Why is H2O autoencoder so slow for one data set but not the other?


When I run H2O autoencoder on two different data sets of about the same size (see below), I can finish one data set (A) within 5 minutes, but the other data set (B) is really slow. It takes >30 minutes to complete only 1% for data set B. I tried restarting R session and H2O a couple of times, but that didn’t help. There are about the same number of parameters (or coefficients) in the model for both data sets.

Data set A: 4 * 1,000,000 in size (<5 minutes)

Data set B: 8 * 477,613 in size (very slow)

The model below is used for both data sets:

model.dl = h2o.deeplearning(x = x, training_frame = data.hex, autoencoder = TRUE, activation = "Tanh", hidden = c(25,25,25), variable_importances = TRUE)

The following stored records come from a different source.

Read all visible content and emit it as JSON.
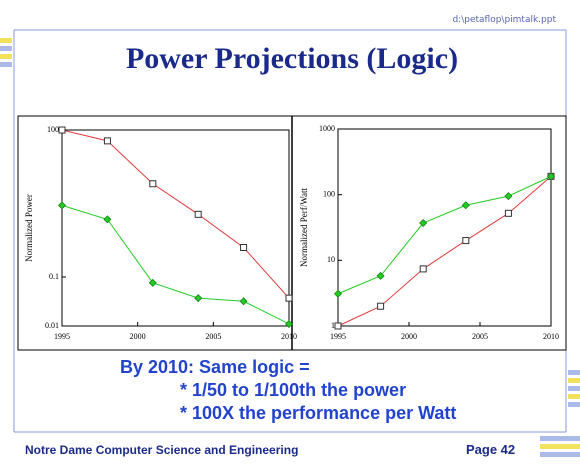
{
  "header": {
    "file": "d:\\petaflop\\pimtalk.ppt",
    "title": "Power Projections (Logic)"
  },
  "chart_data": [
    {
      "type": "line",
      "ylabel": "Normalized Power",
      "x": [
        1995,
        1998,
        2001,
        2004,
        2007,
        2010
      ],
      "xlim": [
        1995,
        2010
      ],
      "xticks": [
        1995,
        2000,
        2005,
        2010
      ],
      "ylim": [
        0.01,
        100
      ],
      "yticks": [
        0.01,
        0.1,
        100
      ],
      "log_y": true,
      "series": [
        {
          "color": "#e03a3a",
          "marker": "square",
          "values": [
            100,
            60,
            8,
            1.9,
            0.4,
            0.037
          ]
        },
        {
          "color": "#22cc22",
          "marker": "diamond",
          "values": [
            2.9,
            1.5,
            0.076,
            0.037,
            0.032,
            0.011
          ]
        }
      ]
    },
    {
      "type": "line",
      "ylabel": "Normalized Perf/Watt",
      "x": [
        1995,
        1998,
        2001,
        2004,
        2007,
        2010
      ],
      "xlim": [
        1995,
        2010
      ],
      "xticks": [
        1995,
        2000,
        2005,
        2010
      ],
      "ylim": [
        1,
        1000
      ],
      "yticks": [
        1,
        10,
        100,
        1000
      ],
      "log_y": true,
      "series": [
        {
          "color": "#e03a3a",
          "marker": "square",
          "values": [
            1,
            2,
            7.4,
            20,
            52,
            190
          ]
        },
        {
          "color": "#22cc22",
          "marker": "diamond",
          "values": [
            3.1,
            5.8,
            37,
            69,
            95,
            190
          ]
        }
      ]
    }
  ],
  "body": {
    "lines": [
      "By 2010: Same logic =",
      "* 1/50 to 1/100th the power",
      "* 100X the performance per Watt"
    ]
  },
  "footer": {
    "org": "Notre Dame Computer Science and Engineering",
    "page": "Page 42"
  }
}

The memory of the H2O cluster is 15GB for both data sets. The same computer is used (OS X 10.14.6, 16 GB memory). Below is some information about the versions of H2O and R.

H2O cluster version:        3.30.0.1
H2O cluster total nodes:    1
H2O cluster total memory:   15.00 GB
H2O cluster total cores:    16
H2O cluster allowed cores:  16
H2O cluster healthy:        TRUE
R Version:                  R version 3.6.3 (2020-02-29)

Please let me know if there is any other information I can provide to get this issue resolved.


Solution

  • This problem has been resolved.

    The problem is that there are a lot more columns for data set B after one-hot-encoding during the model run. Please see below.

    Data set A:

    There are 4 categorical features. The number of unique values for these categorical features is 12, 14, 25, and 10, respectively.

    Data set B:

    There are 7 categorical features and 1 numerical feature. The number of unique values for the categorical features is 17, 49, 52, 85, 5032 (!), 18445 (!!) and 392124 (!!!), respectively. This explains why it's so slow.